Why Stop at Hands?
Another Kinesis design we got to try out is the Savant Elite triple foot switch ($149). In many applications, there are repetitive keystroke sequences that take your fingers away from the main keyset. Programmers may have commands that need to appear repeatedly at the start of each code line. Gamers might have instructions for weapons switching or reloading. Personally, I record interviews with an Olympus digital recorder, then transcribe the interviews with Olympus’ DSS Player application. To start playback, I have to press CTRL + ALT + F12. Rewind is CTLR + ALT + F9. So every few seconds, I have to take my hands away from typing and do these crazy key combinations.

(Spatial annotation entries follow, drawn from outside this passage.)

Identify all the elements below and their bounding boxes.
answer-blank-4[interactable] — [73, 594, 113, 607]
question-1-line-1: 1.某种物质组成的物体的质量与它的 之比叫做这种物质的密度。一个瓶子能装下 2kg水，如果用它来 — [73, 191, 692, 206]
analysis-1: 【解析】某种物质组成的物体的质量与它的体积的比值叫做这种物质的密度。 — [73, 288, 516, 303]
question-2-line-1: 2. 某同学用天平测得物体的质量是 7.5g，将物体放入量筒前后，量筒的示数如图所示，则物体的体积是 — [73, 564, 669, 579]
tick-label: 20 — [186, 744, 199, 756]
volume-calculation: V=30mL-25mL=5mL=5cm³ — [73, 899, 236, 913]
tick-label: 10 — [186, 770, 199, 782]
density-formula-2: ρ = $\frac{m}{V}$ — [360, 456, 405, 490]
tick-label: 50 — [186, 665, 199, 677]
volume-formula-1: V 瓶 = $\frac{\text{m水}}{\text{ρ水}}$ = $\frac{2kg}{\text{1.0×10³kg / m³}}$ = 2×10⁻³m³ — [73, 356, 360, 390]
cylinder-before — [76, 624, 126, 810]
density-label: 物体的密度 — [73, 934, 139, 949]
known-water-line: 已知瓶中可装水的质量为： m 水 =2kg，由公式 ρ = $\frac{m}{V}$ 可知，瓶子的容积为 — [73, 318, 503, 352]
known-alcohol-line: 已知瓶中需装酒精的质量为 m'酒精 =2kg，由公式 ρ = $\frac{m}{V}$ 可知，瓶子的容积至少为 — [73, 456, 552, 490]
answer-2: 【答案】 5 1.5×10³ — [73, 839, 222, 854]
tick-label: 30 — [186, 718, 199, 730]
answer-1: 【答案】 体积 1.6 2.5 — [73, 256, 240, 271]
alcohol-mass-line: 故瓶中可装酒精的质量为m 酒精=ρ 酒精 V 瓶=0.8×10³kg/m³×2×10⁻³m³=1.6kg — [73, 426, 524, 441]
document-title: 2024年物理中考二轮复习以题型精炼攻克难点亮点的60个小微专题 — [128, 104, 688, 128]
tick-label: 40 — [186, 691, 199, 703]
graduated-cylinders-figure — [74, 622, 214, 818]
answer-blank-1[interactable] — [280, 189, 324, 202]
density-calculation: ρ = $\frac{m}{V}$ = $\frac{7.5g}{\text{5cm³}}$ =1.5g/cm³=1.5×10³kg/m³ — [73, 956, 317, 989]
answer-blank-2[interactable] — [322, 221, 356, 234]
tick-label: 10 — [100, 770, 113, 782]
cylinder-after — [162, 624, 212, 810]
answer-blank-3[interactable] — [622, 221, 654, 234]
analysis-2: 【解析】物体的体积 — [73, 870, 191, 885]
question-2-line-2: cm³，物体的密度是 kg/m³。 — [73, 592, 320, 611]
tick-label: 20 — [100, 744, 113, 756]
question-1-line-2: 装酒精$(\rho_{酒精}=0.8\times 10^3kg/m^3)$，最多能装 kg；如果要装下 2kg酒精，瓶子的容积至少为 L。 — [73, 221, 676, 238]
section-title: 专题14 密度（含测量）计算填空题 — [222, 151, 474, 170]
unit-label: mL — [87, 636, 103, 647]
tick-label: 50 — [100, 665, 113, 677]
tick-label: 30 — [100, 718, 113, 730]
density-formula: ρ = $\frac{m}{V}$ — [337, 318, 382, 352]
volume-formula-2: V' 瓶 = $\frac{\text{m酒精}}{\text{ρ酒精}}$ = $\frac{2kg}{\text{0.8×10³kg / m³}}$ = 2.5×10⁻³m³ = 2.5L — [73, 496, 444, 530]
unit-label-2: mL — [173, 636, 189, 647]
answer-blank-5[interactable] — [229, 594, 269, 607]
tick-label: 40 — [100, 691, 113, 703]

With the Kinesis foot switch, you can program any sequence of keystrokes to execute with the press or release of a foot pedal. So for me, pressing the center pedal starts playback and releasing stops it. The right pedal rewinds and the left fast forwards. Olympus makes (or at least used to make) a foot pedal for this application, but they’re hard to find now and apparently don’t work on my system under Windows 7. Because the Kinesis product uses standard Windows drivers backed by instructions written to the product itself, it works perfectly—and the pedals are wide enough that I no longer have to take my shoe off to operate it.
The only catch is that, today, the pedals have to be programmed with a utility under either Windows 2000 or XP. (Of course, you can do this under Windows 7 with XP Mode.) For $10, Kinesis techs will do this programming for you based on the keystroke commands you provide before shipping you the product.
The beauty of Kinesis products is that not only do they improve your health, they also improve your efficiency and performance. There’s no question that my transcription goes much faster with the Elite Savent because I never actually have to stop typing. Do you have applications that might similarly benefit? If you can take the time to adapt Kinesis products to your needs, and vice versa, you won’t regret it.